После этого происшествия на корабле началась настоящая паника, распаляемая новыми толчками и усиливающимся креном судна. Боцман и другие офицеры что-то кричали, но Сигвальд стоял у мачты, уцепившись за толстый канат и не двигался с места, пока пробегавший мимо боцман не обратился к нему лично:
– Спасайся, мать твою, прыгай за борт! – Сигвальд сначала не мог понять, что от него хочет старый боцман. – Прыгай и греби подальше от водоворота!
Наконец-то до юнги дошло, что за приказ ему отдали, но он, уже попрощавшись с жизнью, решил погеройствовать напоследок:
– Я не крыса, чтобы бежать с тонущего корабля! – с горячностью выпалил он.
– Ты не крыса, ты кретин! – заорал на него боцман, выхватив из ножен на поясе короткую широкую саблю. – За борт, живо!
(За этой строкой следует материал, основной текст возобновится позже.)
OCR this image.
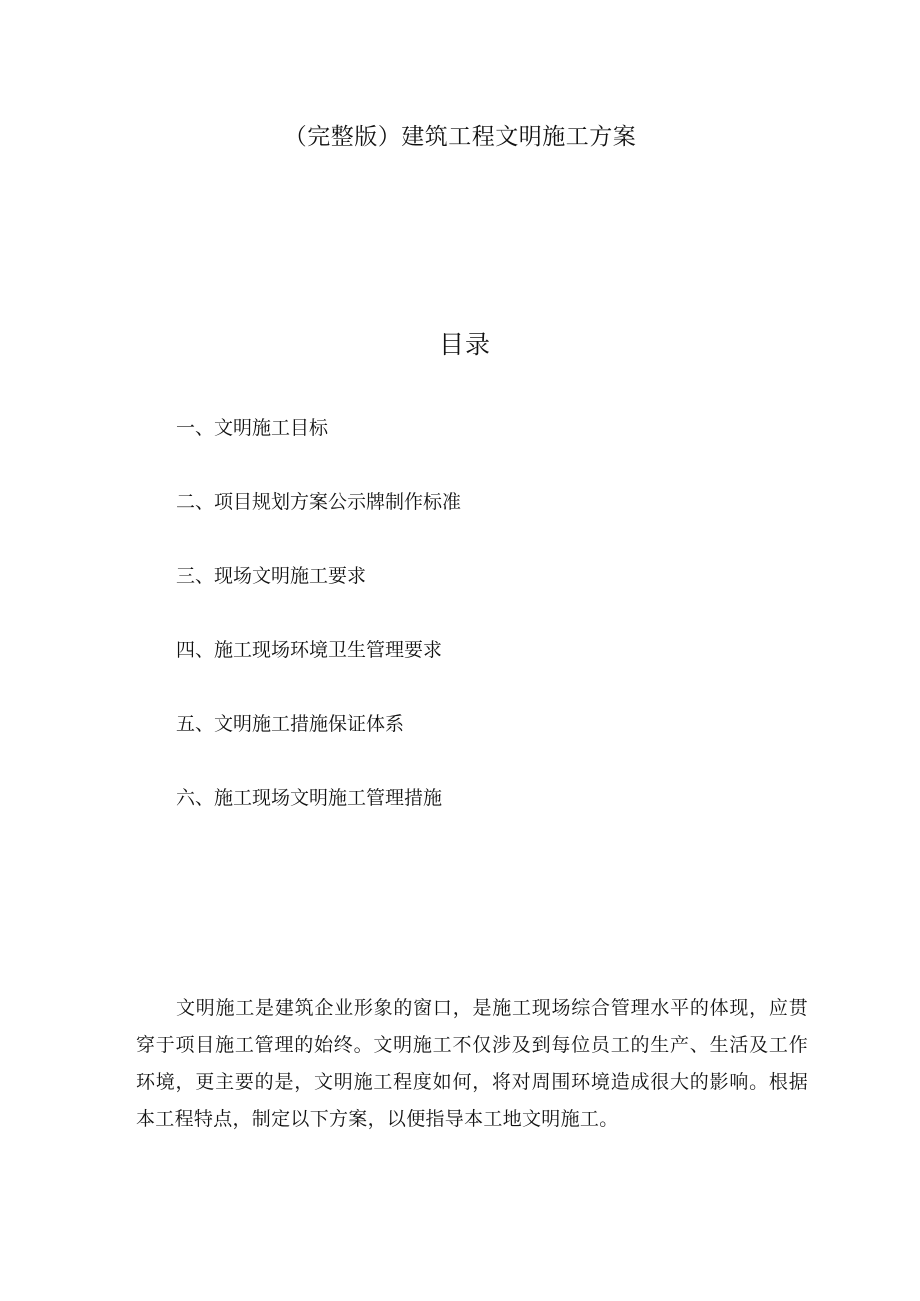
（完整版）建筑工程文明施工方案
目录
一、文明施工目标
二、项目规划方案公示牌制作标准
三、现场文明施工要求
四、施工现场环境卫生管理要求
五、文明施工措施保证体系
六、施工现场文明施工管理措施

文明施工是建筑企业形象的窗口，是施工现场综合管理水平的体现，应贯穿于项目施工管理的始终。文明施工不仅涉及到每位员工的生产、生活及工作环境，更主要的是，文明施工程度如何，将对周围环境造成很大的影响。根据本工程特点，制定以下方案，以便指导本工地文明施工。
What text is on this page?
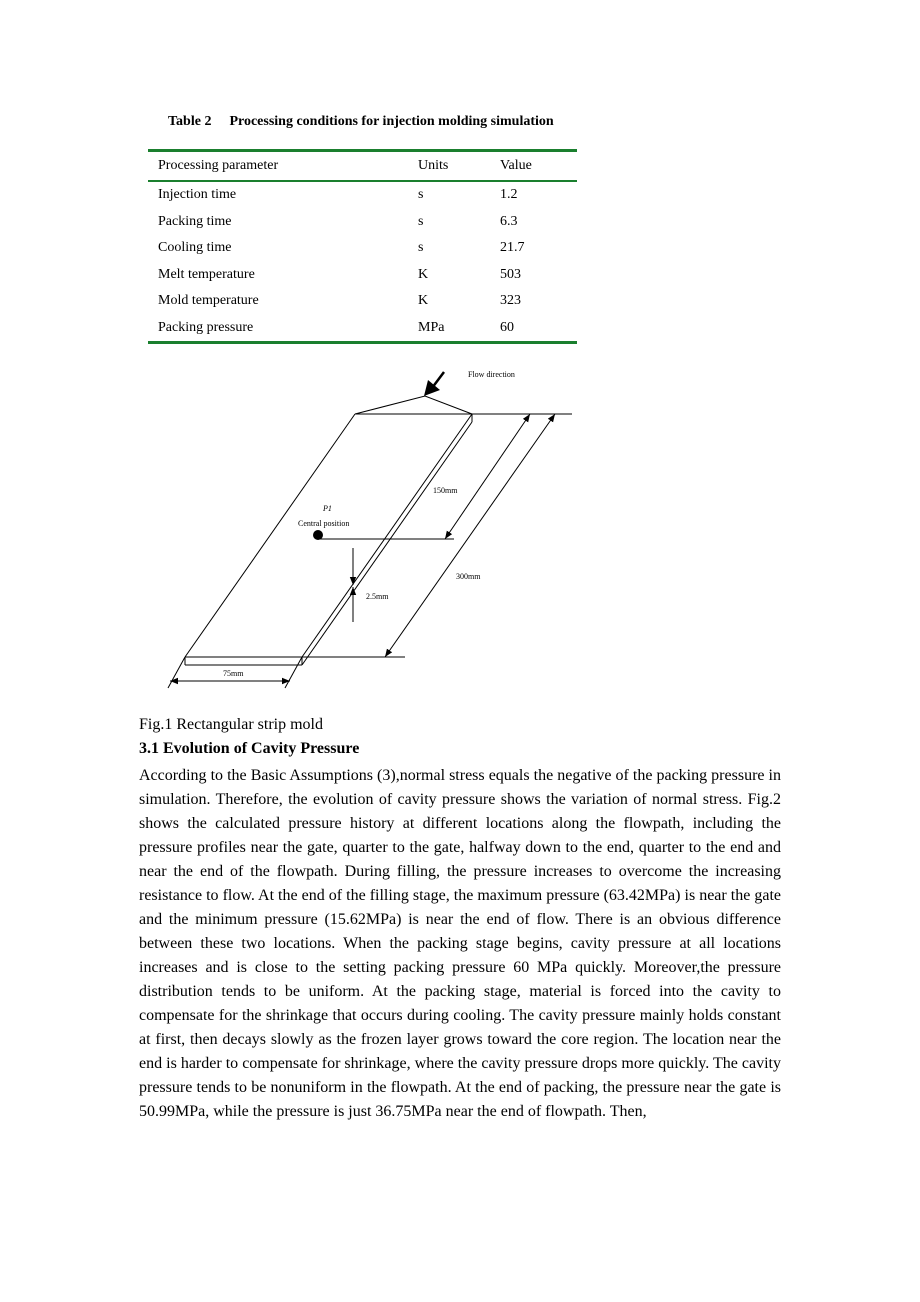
Table 2 Processing conditions for injection molding simulation
Processing parameter	Units	Value
Injection time	s	1.2
Packing time	s	6.3
Cooling time	s	21.7
Melt temperature	K	503
Mold temperature	K	323
Packing pressure	MPa	60
Flow direction
150mm
P1
Central position
300mm
2.5mm
75mm
Fig.1 Rectangular strip mold
3.1 Evolution of Cavity Pressure

According to the Basic Assumptions (3),normal stress equals the negative of the packing pressure in simulation. Therefore, the evolution of cavity pressure shows the variation of normal stress. Fig.2 shows the calculated pressure history at different locations along the flowpath, including the pressure profiles near the gate, quarter to the gate, halfway down to the end, quarter to the end and near the end of the flowpath. During filling, the pressure increases to overcome the increasing resistance to flow. At the end of the filling stage, the maximum pressure (63.42MPa) is near the gate and the minimum pressure (15.62MPa) is near the end of flow. There is an obvious difference between these two locations. When the packing stage begins, cavity pressure at all locations increases and is close to the setting packing pressure 60 MPa quickly. Moreover,the pressure distribution tends to be uniform. At the packing stage, material is forced into the cavity to compensate for the shrinkage that occurs during cooling. The cavity pressure mainly holds constant at first, then decays slowly as the frozen layer grows toward the core region. The location near the end is harder to compensate for shrinkage, where the cavity pressure drops more quickly. The cavity pressure tends to be nonuniform in the flowpath. At the end of packing, the pressure near the gate is 50.99MPa, while the pressure is just 36.75MPa near the end of flowpath. Then,
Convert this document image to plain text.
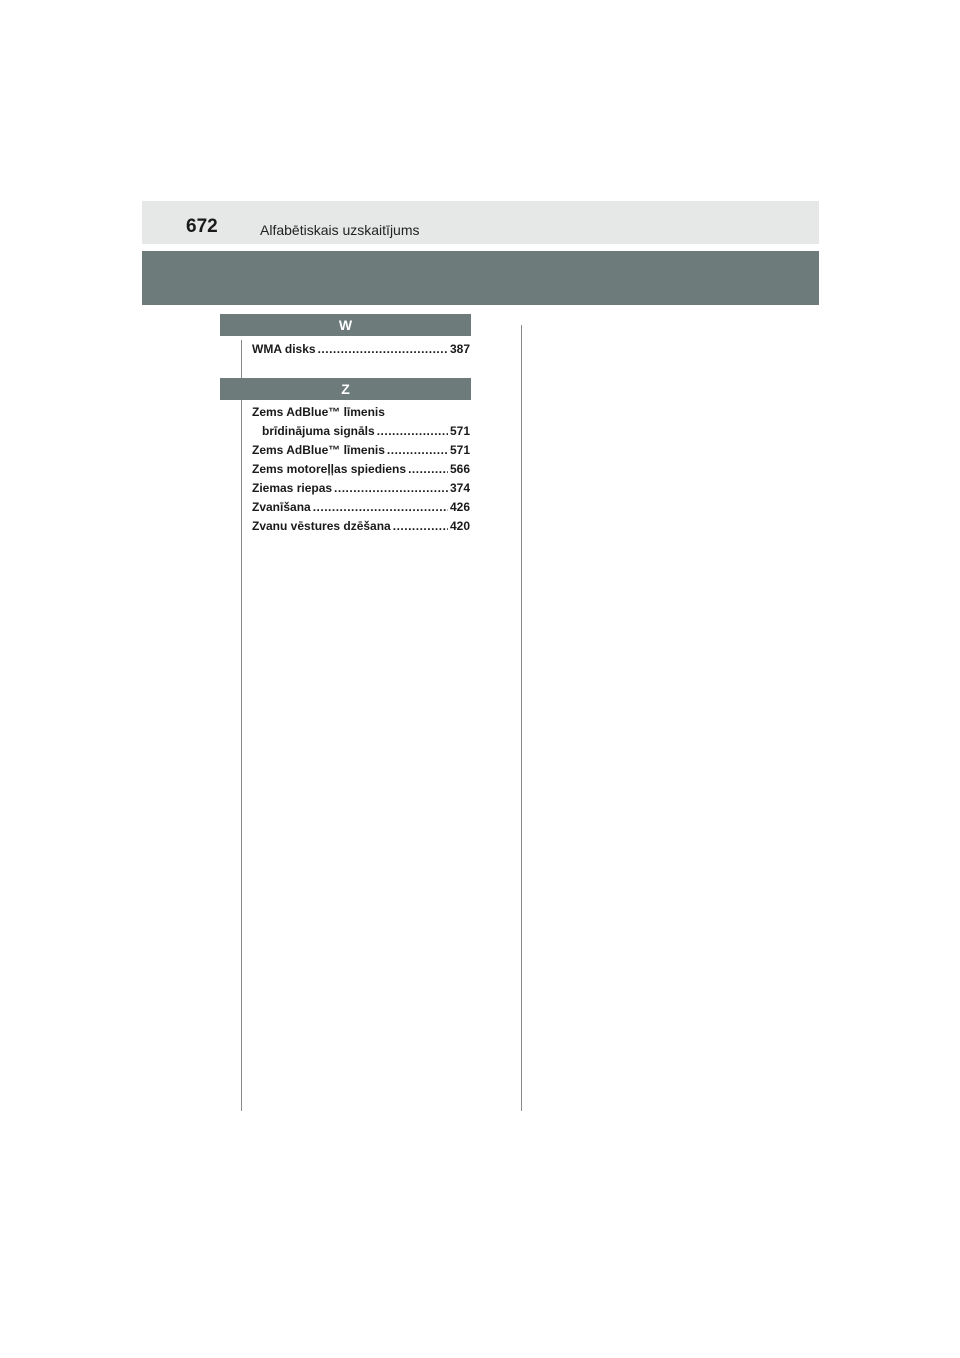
672	Alfabētiskais uzskaitījums
W
WMA disks .....	387
Z
Zems AdBlue™ līmenis
brīdinājuma signāls .....	571
Zems AdBlue™ līmenis .....	571
Zems motoreļļas spiediens .....	566
Ziemas riepas .....	374
Zvanīšana .....	426
Zvanu vēstures dzēšana .....	420
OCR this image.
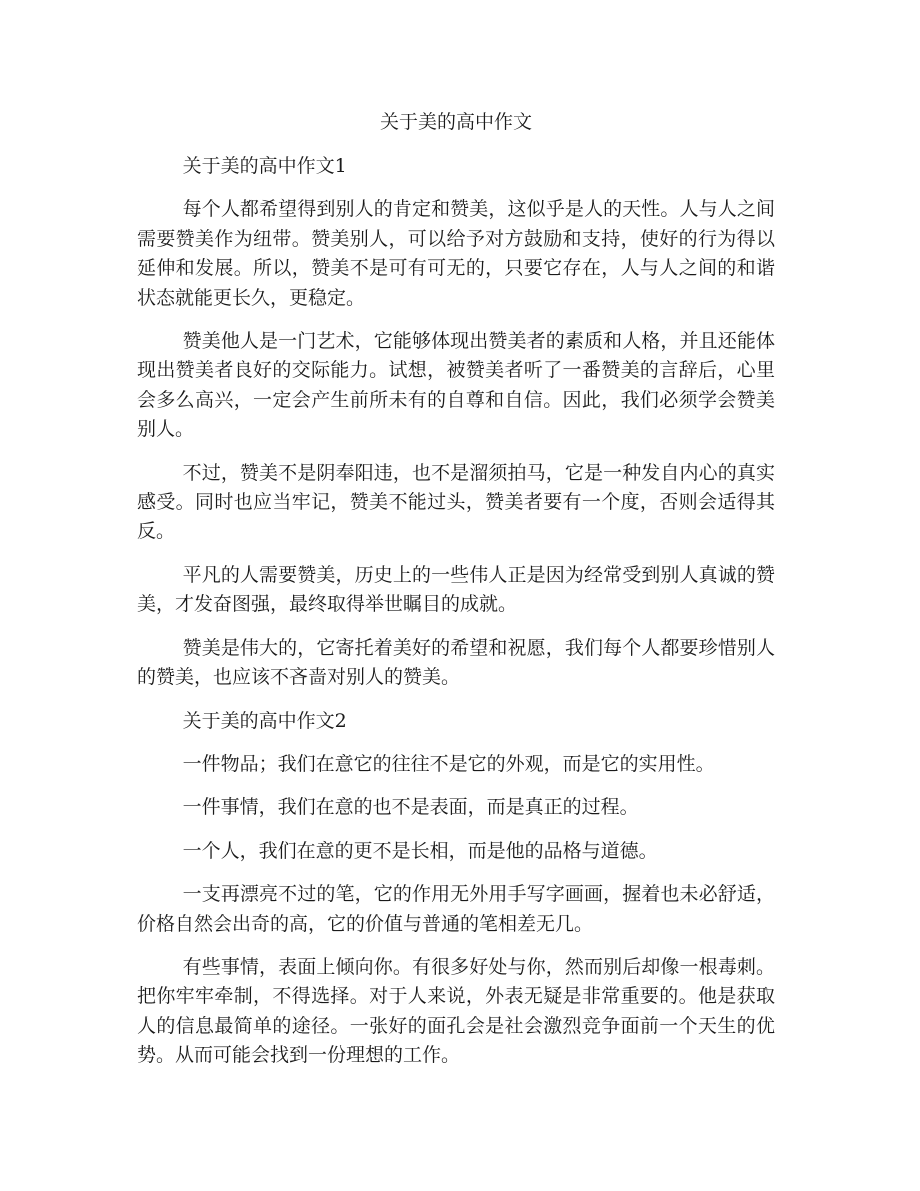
关于美的高中作文

关于美的高中作文1

每个人都希望得到别人的肯定和赞美，这似乎是人的天性。人与人之间需要赞美作为纽带。赞美别人，可以给予对方鼓励和支持，使好的行为得以延伸和发展。所以，赞美不是可有可无的，只要它存在，人与人之间的和谐状态就能更长久，更稳定。

赞美他人是一门艺术，它能够体现出赞美者的素质和人格，并且还能体现出赞美者良好的交际能力。试想，被赞美者听了一番赞美的言辞后，心里会多么高兴，一定会产生前所未有的自尊和自信。因此，我们必须学会赞美别人。

不过，赞美不是阴奉阳违，也不是溜须拍马，它是一种发自内心的真实感受。同时也应当牢记，赞美不能过头，赞美者要有一个度，否则会适得其反。

平凡的人需要赞美，历史上的一些伟人正是因为经常受到别人真诚的赞美，才发奋图强，最终取得举世瞩目的成就。

赞美是伟大的，它寄托着美好的希望和祝愿，我们每个人都要珍惜别人的赞美，也应该不吝啬对别人的赞美。

关于美的高中作文2

一件物品；我们在意它的往往不是它的外观，而是它的实用性。

一件事情，我们在意的也不是表面，而是真正的过程。

一个人，我们在意的更不是长相，而是他的品格与道德。

一支再漂亮不过的笔，它的作用无外用手写字画画，握着也未必舒适，价格自然会出奇的高，它的价值与普通的笔相差无几。

有些事情，表面上倾向你。有很多好处与你，然而别后却像一根毒刺。把你牢牢牵制，不得选择。对于人来说，外表无疑是非常重要的。他是获取人的信息最简单的途径。一张好的面孔会是社会激烈竞争面前一个天生的优势。从而可能会找到一份理想的工作。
Это приказ! Если ты не прыгнешь, я перережу тебе глотку и сам выброшу в море!
Спорить с ним было неразумно – даже в последние минуты жизни привыкший к беспрекословному подчинению боцман не потерпел бы невыполнения приказов. Да и Сигвальду не хотелось настолько бесславно окончить свои дни, и он без раздумий прыгнул в море, чудом не раскроив череп о большой валун, в опасной близости от которого он пролетел.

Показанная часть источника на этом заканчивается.